Dean will be here in twenty minutes, and I can't breathe.
The navy dress, a.k.a. THE dress. The one Dean complimented at his cousin's wedding. I was reaching for champagne, and he said, "That color's perfect on you."
Because I am, at the very core, just a woman, I've worn it to every event since, hoping he'd say it again, but he never has. Should I change? I should change. This is too obvious. He'll know. He'll know I wore it because of what he said, and then he'll know I've been pathetic about him for years and?—
Stop.
I yank the dress off the hanger. It's fine. The dress is fine. The dress is perfect. The dress shows too much. No, not enough. Except, yes, it's exactly right, but wearing it feels like screaming "I LOVE YOU" in navy silk. That's a problem because this is fake, and I need to remember that, and oh God, I can't do this.
My poor brain.
The ring catches some light as I zip the dress. His grandmother's ring. It's supposed to be for when he finds his forever, and I'm not his forever. I'm his best friend, playing pretend to save me from my sister's cruelty, and somehow that makes it worse.
Maybe I should just learn to deal with my sister better. Deal better with everyone in my life.
Ugh, how is this my life?

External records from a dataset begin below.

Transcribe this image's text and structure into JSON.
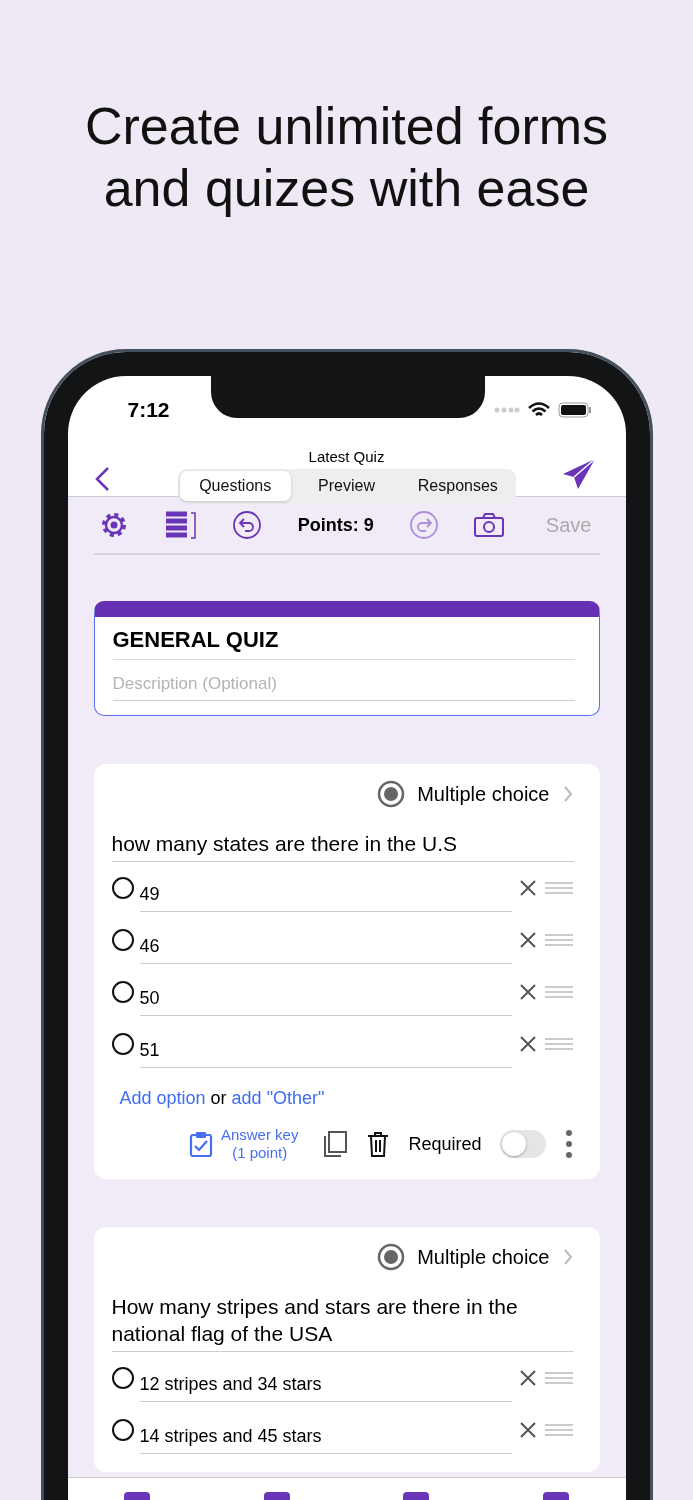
{
  "headline": "Create unlimited forms and quizes with ease",
  "status_bar": {
    "time": "7:12"
  },
  "nav": {
    "title": "Latest Quiz",
    "tabs": [
      {
        "label": "Questions",
        "selected": true
      },
      {
        "label": "Preview",
        "selected": false
      },
      {
        "label": "Responses",
        "selected": false
      }
    ]
  },
  "toolbar": {
    "points": "Points: 9",
    "redo_disabled": true,
    "save": {
      "label": "Save",
      "disabled": true
    }
  },
  "form": {
    "title": "GENERAL QUIZ",
    "description_placeholder": "Description (Optional)"
  },
  "questions": [
    {
      "type_label": "Multiple choice",
      "text": "how many states are there in the U.S",
      "options": [
        {
          "label": "49",
          "selected": false
        },
        {
          "label": "46",
          "selected": false
        },
        {
          "label": "50",
          "selected": false
        },
        {
          "label": "51",
          "selected": false
        }
      ],
      "add_option": "Add option",
      "or": "or",
      "add_other": "add \"Other\"",
      "footer": {
        "answer_key": "Answer key",
        "points": "(1 point)",
        "required_label": "Required",
        "required": false
      }
    },
    {
      "type_label": "Multiple choice",
      "text": "How many stripes and stars are there in the national flag of the USA",
      "options": [
        {
          "label": "12 stripes and 34 stars",
          "selected": false
        },
        {
          "label": "14 stripes and 45 stars",
          "selected": false
        }
      ]
    }
  ]
}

It's as if the universe saw how in love I am with Dean and thought, "You know what, let's take it up a notch and turn him into a fake fiancé."
This is just one evening. One party. You can do this. Then, of course, there's the wedding day, the reception, and what else. You can do those, too.
Who am I kidding? I'm going to crack the second he touches me. I always do. I'm the worst liar on the planet, except when I'm with Dean. Then lying comes easy because we know each other's rhythms, we can finish each other's sentences, and we've been doing this dance for years.
But this isn't the same dance.
My phone pings.
Dean: On my way. 5 minutes.
Five minutes.
I look at myself in the mirror. The dress fits perfectly, wrapping at the waist. My hair finally cooperates, a perfect bob instead of going in every direction. Makeup looks natural. I look … good.
Do I look like someone who could be Dean Alexander's fiancée?
Yes.
Except I'm not, and I probably never will be.
The knock comes at 6:50 exactly.
I take a breath, open the door, and am probably about to die, with the way my lungs and heart stop working.
God, Dean cuts a gorgeous profile.
He's in the doorway, and my overactive brain cells malfunction. White linen shirt, sleeves rolled to his elbows because he hates long sleeves. I stare at his forearms like they're new, like I haven't seen them a thousand times, except I've never let myself really look before, and now I can't stop looking. Those forearms should be illegal. They have no right looking as sexy as they do.
Dark hair dusting tanned skin, the shift of muscle and veins when he moves his hand to grip the doorframe, the watch on his left wrist?—
"Hey, Dean. Hi. Hello. Hola. Bonjour."
Something must have really shifted between us earlier at lunch because I've never felt this awkward and nervous around Dean. Never. And I'm plenty awkward.
His eyes sweep over me slowly, starting at my kitten heels, traveling up bare legs, lingering where the dress wraps across my waist, my chest, and finally reaching my face.
"You look beautiful."
I snort. "You're engaged to me. You're required to say that."